Голый и страшный своей примитивной четырехстенной законченностью мир тюремной психиатрии Мигулин превращал в нечто гаерское, фарсовое, фантастическое и одновременно надрывное, как гитарный романс, прелестное в своем шарлатанстве. Это был мир маркиза де Сада и Козьмы Пруткова. Там были убийцы в белых халатах и сластолюбивые санитарки; гении всех запрещенных наук передавали свои сакраментальные секреты тайным палачам человечества. Там собирались лучшие умы. Там были вейсманисты-морганисты, математики-кибернетики, специалисты по дыханию Чейна-Стокса (симптом смерти товарища Сталина) и лингвисты школы Марра (в отличие от Марра Сталин считал, что человек мыслит словами и поэтому антисоветские мысли есть автоматически — антисоветская пропаганда), Авестин там выучил итальянский язык с подначки одного профессора-латиниста.

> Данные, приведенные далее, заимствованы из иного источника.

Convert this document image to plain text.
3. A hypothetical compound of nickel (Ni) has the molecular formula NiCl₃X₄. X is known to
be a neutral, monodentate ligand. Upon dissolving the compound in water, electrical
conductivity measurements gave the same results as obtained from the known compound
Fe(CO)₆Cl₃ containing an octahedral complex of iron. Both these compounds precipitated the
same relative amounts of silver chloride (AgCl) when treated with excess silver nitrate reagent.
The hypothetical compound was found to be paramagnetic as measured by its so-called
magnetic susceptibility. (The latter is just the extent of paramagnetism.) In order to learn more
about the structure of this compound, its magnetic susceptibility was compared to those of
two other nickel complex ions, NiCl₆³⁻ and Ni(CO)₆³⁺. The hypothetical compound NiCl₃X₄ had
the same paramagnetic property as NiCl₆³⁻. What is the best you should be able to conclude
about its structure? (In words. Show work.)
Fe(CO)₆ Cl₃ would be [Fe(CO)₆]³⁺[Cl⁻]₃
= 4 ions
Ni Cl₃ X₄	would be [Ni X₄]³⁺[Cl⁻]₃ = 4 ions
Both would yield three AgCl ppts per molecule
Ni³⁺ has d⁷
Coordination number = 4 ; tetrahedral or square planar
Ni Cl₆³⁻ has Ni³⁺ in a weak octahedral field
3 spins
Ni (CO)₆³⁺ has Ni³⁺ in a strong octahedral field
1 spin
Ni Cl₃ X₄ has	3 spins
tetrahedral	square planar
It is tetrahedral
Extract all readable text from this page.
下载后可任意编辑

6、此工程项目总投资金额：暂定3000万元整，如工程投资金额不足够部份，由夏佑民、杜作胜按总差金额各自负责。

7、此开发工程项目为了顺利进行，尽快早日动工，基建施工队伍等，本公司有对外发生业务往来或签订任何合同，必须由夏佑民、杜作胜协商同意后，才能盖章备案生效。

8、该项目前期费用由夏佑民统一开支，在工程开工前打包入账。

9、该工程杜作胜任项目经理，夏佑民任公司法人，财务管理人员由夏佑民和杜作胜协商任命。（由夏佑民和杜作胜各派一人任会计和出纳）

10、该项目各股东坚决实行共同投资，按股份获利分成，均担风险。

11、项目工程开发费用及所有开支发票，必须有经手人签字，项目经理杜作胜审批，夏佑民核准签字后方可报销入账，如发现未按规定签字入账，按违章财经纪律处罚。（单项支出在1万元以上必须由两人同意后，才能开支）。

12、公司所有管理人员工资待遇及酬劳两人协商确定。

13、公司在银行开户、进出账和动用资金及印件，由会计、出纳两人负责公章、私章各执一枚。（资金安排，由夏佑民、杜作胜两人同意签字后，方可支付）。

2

«Это сейчас борются с насильственными методами в психиатрии с политическими целями. Забывается, что в те годы попасть в психбольницу, даже тюремного типа, было спасением. Это значило: не подыхать на снегу, не царапать ногтями мерзлую землю, не ломать позвоночник на лесоповале, а лежать в палате круглые сутки на чистых простынях при трехразовом питании и с регулярными прогулками», — рассуждал Мигулин. Позже, из лондонской перспективы, умом, омраченным ревностью и страхом смерти, Феликсу мерещилось, что все умопомрачительные анекдоты Мигулина про психбольницу рассказывались неспроста. Там, как и во всех его историях, была своя скрытая мораль, подвох, подтекст, подъеб. Недаром он упомянул «применение психиатрии в политических целях»; тут был явный намек на Виктора. На то, что, мол, весь его героизм, возможно, лишь политика: использование в политических целях психиатрии, которую используют в политических целях. Как стала политическим жестом для Авестина тема психического заболевания; «Душевнобольной — это человек, у которого болит душа», — говорил он, имея в действительности в виду (намекнул Мигулин), что, если ты не душевнобольной, душа у тебя никогда не болит и вообще скорее всего у тебя души нет как таковой. Шизофрения у Авестина стала отождествляться с инакомыслием. Мол, в глазах толпы на собрании с обязательной явкой всякое неповиновение — свидетельство безумия. Шизофрения стала синонимом и советского двоемыслия; когда говоришь одно, подразумеваешь другое, имеешь в виду третье, а поступаешь каким-то еще четвертым способом. Недаром со страниц самиздата и магнитофонных лент неслась одна большая романтическая феня про придурков и сдвинутых, про расщепленное сознание и больную совесть. И тот факт, что Авестин находился на принудительном лечении в Ганнушкина, а Виктор, его ученик и последователь, выслан за пределы достижимости по тем же мотивам, как бы объединяло Мигулина и Феликса в одну оппозиционную партию — иронично зубоскаливших на московской кухне на счет авестинского романтического отношения к безумию.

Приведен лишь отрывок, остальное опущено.